Three short documentaries on young refugees created by the Newest Americans at Rutgers-Newark will be screened Thursday at the Newark Museum of Art, followed by a panel discussion about the challenges faced by refugee youth and how to create opportunities for them. The event will be held from 7 p.m. to 9 p.m.

The films span a decade and three countries, including “Refugee Scholar,’’ which follows the journey of Rutgers-Newark alumna Hourie Tafech, a third-generation Palestinian refugee who founded Spark 15, the first advocacy group for young refugees led by refugees themselves. She received her PhD from the Rutgers-Newark Division of Global Affairs in 2021.

The additional documentaries are “Malta, Through Refugee Eyes,’’ which features images from a National Geographic photo camp for young refugees, and “Syria’s Lost Generation,” which tells the story of children displaced by the nation’s civil war.

Newest Americans filmmakers Julie Winokur of Talking Eyes and Tim Raphael,  director of Rutgers-Newark’s Center for Migration and the Global City, created the films to draw attention to the plight of more than 36.5 million refugee children.

According to the United Nations, from  2011 to 2022, the total number of people worldwide forced to flee their homes due to conflict, violence, fear of persecution, and human rights violations, more than doubled to 103 million, becoming the highest since World War II.  More than 40 percent of refugees are under the age of 18. 

As their numbers continue to grow, their lack of access to higher education constricts opportunity for upward mobility and threatens to create dire consequences for refugee youth and societies across the globe.

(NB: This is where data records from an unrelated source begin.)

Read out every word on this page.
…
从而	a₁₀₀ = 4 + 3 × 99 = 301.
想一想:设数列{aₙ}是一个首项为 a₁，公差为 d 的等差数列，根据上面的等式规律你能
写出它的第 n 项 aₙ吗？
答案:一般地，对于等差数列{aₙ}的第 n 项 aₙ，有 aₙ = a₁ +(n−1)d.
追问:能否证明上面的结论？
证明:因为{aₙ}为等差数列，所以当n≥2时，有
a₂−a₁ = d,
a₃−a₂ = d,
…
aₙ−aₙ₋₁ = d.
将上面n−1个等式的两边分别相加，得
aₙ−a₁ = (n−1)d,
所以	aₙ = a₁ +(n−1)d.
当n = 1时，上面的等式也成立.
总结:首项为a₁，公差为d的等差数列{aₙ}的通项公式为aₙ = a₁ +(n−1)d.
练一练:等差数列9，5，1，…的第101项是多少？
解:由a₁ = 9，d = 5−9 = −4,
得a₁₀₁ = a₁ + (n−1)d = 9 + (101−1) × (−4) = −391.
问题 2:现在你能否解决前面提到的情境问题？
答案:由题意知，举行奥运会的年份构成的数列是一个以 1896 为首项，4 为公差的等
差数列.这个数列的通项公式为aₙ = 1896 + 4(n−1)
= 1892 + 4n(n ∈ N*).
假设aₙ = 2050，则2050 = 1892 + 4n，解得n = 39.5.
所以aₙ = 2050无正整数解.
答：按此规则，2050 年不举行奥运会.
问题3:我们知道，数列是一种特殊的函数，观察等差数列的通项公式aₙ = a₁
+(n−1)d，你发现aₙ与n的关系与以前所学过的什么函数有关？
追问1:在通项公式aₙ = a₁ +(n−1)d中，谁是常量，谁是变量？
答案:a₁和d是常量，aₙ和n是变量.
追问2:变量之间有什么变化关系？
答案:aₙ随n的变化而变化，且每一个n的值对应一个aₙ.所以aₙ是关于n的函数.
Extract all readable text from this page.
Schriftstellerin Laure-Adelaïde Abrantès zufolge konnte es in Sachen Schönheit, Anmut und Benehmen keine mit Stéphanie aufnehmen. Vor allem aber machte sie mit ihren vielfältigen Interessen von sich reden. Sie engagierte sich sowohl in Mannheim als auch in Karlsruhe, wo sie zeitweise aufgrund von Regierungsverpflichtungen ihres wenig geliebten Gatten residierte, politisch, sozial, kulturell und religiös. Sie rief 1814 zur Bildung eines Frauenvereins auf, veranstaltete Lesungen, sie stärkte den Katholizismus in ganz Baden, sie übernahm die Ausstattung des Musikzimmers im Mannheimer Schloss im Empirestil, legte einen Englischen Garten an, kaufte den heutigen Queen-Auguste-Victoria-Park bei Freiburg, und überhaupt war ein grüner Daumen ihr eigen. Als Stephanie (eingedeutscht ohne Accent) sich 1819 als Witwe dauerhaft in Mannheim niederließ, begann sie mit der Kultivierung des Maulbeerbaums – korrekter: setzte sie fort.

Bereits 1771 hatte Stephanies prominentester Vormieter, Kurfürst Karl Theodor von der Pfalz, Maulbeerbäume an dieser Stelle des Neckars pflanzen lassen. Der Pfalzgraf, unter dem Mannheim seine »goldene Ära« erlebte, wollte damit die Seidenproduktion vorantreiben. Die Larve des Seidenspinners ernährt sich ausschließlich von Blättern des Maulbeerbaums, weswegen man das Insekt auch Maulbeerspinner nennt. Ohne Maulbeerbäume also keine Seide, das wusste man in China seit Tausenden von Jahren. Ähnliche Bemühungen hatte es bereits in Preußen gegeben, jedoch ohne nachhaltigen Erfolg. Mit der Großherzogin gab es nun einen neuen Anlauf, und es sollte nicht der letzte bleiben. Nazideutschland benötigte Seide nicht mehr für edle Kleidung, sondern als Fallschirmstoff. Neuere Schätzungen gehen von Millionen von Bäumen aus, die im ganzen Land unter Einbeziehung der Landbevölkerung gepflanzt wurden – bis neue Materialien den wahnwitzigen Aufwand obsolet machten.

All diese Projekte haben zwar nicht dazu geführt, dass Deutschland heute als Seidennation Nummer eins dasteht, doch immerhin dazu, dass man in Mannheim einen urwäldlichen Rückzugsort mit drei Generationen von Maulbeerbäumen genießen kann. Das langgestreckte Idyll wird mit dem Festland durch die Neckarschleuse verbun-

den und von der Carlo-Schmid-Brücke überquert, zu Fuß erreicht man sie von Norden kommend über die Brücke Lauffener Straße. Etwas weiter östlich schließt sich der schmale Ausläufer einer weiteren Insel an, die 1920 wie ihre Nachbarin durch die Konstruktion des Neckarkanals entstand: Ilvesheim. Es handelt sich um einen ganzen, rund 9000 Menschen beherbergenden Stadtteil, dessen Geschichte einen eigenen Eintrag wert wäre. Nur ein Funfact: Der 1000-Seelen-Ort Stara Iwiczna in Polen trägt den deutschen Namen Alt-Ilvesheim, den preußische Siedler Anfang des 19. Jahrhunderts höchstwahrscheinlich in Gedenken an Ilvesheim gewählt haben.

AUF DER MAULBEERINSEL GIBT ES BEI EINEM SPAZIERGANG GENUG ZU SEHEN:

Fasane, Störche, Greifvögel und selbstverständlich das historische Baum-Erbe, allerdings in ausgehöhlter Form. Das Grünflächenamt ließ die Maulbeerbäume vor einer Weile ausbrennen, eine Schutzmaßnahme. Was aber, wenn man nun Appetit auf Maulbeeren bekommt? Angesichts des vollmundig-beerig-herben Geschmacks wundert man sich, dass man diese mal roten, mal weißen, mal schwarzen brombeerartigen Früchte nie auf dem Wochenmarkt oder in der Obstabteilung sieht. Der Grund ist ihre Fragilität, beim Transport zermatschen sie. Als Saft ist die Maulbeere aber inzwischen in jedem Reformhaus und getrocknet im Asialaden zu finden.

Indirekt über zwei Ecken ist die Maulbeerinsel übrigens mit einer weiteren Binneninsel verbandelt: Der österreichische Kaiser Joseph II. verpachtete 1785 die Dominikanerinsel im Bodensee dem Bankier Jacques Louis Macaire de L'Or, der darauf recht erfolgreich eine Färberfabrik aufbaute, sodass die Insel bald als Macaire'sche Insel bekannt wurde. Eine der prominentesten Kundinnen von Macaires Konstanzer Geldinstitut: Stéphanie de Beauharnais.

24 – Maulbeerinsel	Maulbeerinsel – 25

“Unless we figure out how to provide refugee youth with educational opportunities they will become a lost generation; tens of millions of young people without a future,’’ said Winokur.

The experiences of RU-N’s large population of migrant and immigrant students have informed the mission of Newest Americans, a collaborative of film makers and Rutgers-Newark faculty and students. 

“The most compelling stories for us are ones that are rooted locally but have global implications. RU-N has a large number of undocumented, displaced and refugee students. Many of them are social justice activists, organizers and leaders both here and in the countries they migrated from,’’ said Raphael. “They give us a privileged access to communities whose experience and knowledge inform the focus and vantage point of the stories we cover.’’

Panelists for the discussion following the screening include Diya Abdo, founding director of the advocacy group Every Campus A Refuge, Rutgers-Newark Chancellor Nancy Cantor, who is a co-chair of the Presidents Alliance on Immigration and Higher Education, and Erik Cruz Morales, Policy & Advocacy Manager at the New Jersey Alliance for Immigrant Justice. Tafech will also speak on the panel, along with Raphael and Winokur.


About Newest Americans

Newest Americans is a multimedia laboratory where visual storytellers, journalists and artists collaborate with academics and students to document the stories that radiate from the most diverse university in the nation. Based in Newark, NJ—a city shaped by migration—the project also explores the ways the history of the city informs these contemporary immigrant stories. The project cross-pollinates academic inquiry, public humanities programming, and award-winning media production to generate fresh narratives and insights about our (im)migrant past and our demographic future.